I recently discovered Mamba and SSMs because my professor suggested I explore them. For context, I’m a master’s student who has just started my research journey. Initially, I wanted to focus on transformer language models, like many of my classmates. However, someone mentioned that this might lead me to pursue a topic that hasn’t been explored yet, making my research more challenging than necessary and possibly resulting in mediocre outcomes. What are your thoughts on this? Thank you.
Mamba is essentially a combination of SSM and transformer technologies. Many private labs are experimenting with it; for instance, Mistral has developed a model based on it.
If you have a solid understanding of transformers and other models, it could be beneficial depending on your career goals.
I also believe xLSTM is worth exploring.
From a purely academic standpoint, transformer language model research is something that almost everyone is currently engaged in. The chances of you creating something unique and advancing the field of transformers are statistically much lower than if you focus on a more niche area.
If your goal is to enter the industry within 1-2 years, pursuing transformer language models is a good choice. I believe your professor sees you as a curious and creative individual and thinks you would benefit from gaining a more mathematical perspective.
Tri Dao, who co-created the Mamba models, has a detailed step-by-step breakdown of the concept, architecture, proofs, and more on his website. He also developed FlashAttention for transformers and believes that SSMs, or some form of recurrent models, are more likely to lead to the next significant advancement in language model performance.
If you enjoy research and are considering pursuing a PhD, studying this subject could be worthwhile. I believe it remains a relatively unexplored but highly active research area. If you’re concerned about the theory behind SSMs (like HiPPO, etc.), I recommend starting with Linear Attention. The paper “Transformers are RNNs” presents attention as an infinite-dimensional recursion that can be approximated by a finite-dimensional version. Recent proposals for SSMs and Linear RNNs build on this concept.

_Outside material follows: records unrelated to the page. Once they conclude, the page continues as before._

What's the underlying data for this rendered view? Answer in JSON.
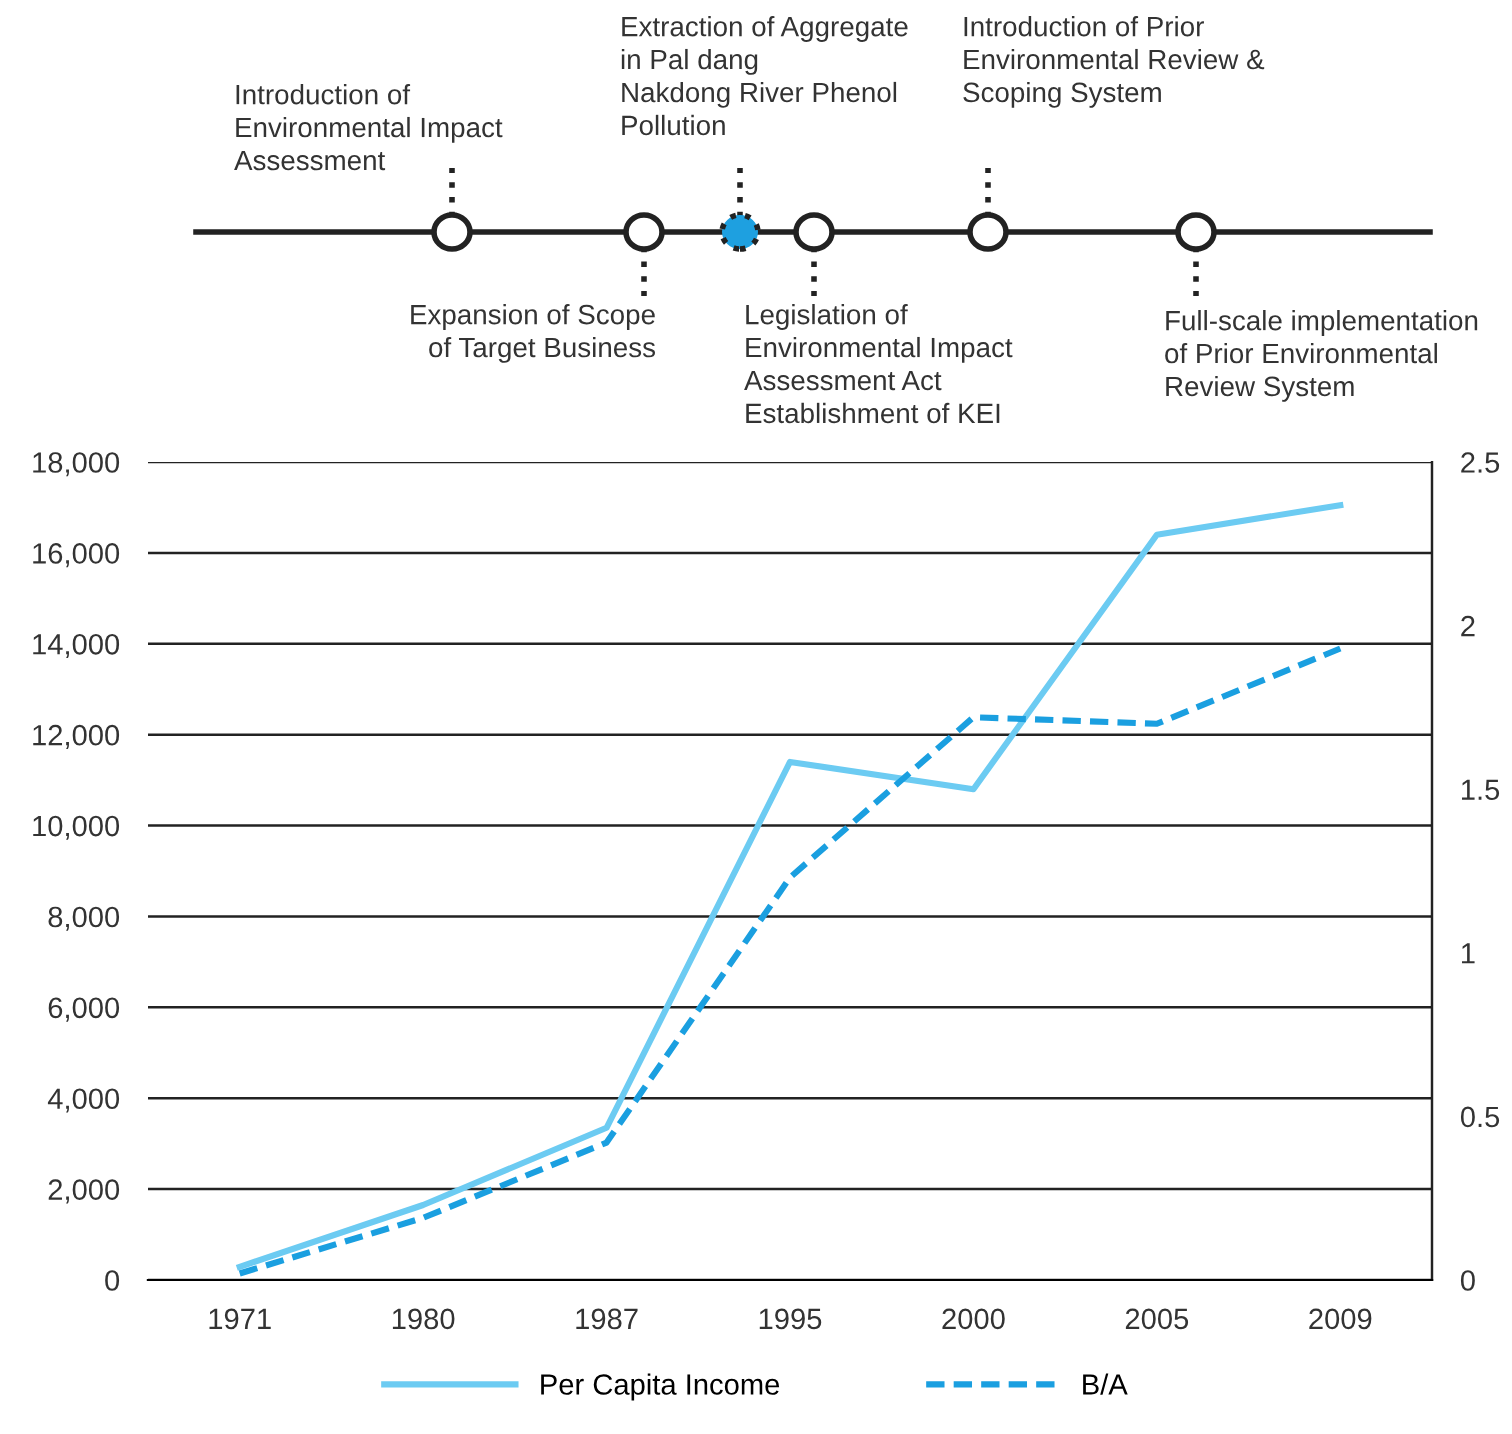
{
  "chart_data": {
    "type": "line",
    "categories": [
      "1971",
      "1980",
      "1987",
      "1995",
      "2000",
      "2005",
      "2009"
    ],
    "series": [
      {
        "name": "Per Capita Income",
        "color": "#6ccbf2",
        "line_style": "solid",
        "values": [
          290,
          1650,
          3350,
          11400,
          10800,
          16400,
          17050
        ]
      },
      {
        "name": "B/A",
        "color": "#1a9fe0",
        "line_style": "dashed",
        "axis": "y2",
        "values": [
          0.02,
          0.19,
          0.42,
          1.23,
          1.72,
          1.7,
          1.93
        ]
      }
    ],
    "ylim": [
      0,
      18000
    ],
    "yticks": [
      0,
      {
        "value": 2000,
        "label": "2,000"
      },
      {
        "value": 4000,
        "label": "4,000"
      },
      {
        "value": 6000,
        "label": "6,000"
      },
      {
        "value": 8000,
        "label": "8,000"
      },
      {
        "value": 10000,
        "label": "10,000"
      },
      {
        "value": 12000,
        "label": "12,000"
      },
      {
        "value": 14000,
        "label": "14,000"
      },
      {
        "value": 16000,
        "label": "16,000"
      },
      {
        "value": 18000,
        "label": "18,000"
      }
    ],
    "y2lim": [
      0,
      2.5
    ],
    "y2ticks": [
      0,
      {
        "value": 0.5,
        "label": "0.5"
      },
      1,
      {
        "value": 1.5,
        "label": "1.5"
      },
      2,
      {
        "value": 2.5,
        "label": "2.5"
      }
    ],
    "grid": "y",
    "legend": "bottom",
    "marker": "none",
    "annotations": [
      "Introduction of\nEnvironmental Impact\nAssessment",
      "Expansion of Scope\nof Target Business",
      "Extraction of Aggregate\nin Pal dang\nNakdong River Phenol\nPollution",
      "Legislation of\nEnvironmental Impact\nAssessment Act\nEstablishment of KEI",
      "Introduction of Prior\nEnvironmental Review &\nScoping System",
      "Full-scale implementation\nof Prior Environmental\nReview System"
    ]
  }
}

From there, you could explore “Gated Linear Attention” and “Parallelizing Linear Transformers with the DeltaRule over Sequence Length,” which also build on this idea. Gated Linear Attention is very similar to Mamba/Mamba2. All of this work avoids SSM theory, but I believe that for “selective” models like Mamba applied to language modeling, this theory may not be as crucial.
Most of the time research is about trying new things that prolly won’t work out.
Transformers are old news. Mamba and ss architectures are new. Your pi is right to push you there
There’s always opportunities and risks when new subject comes in.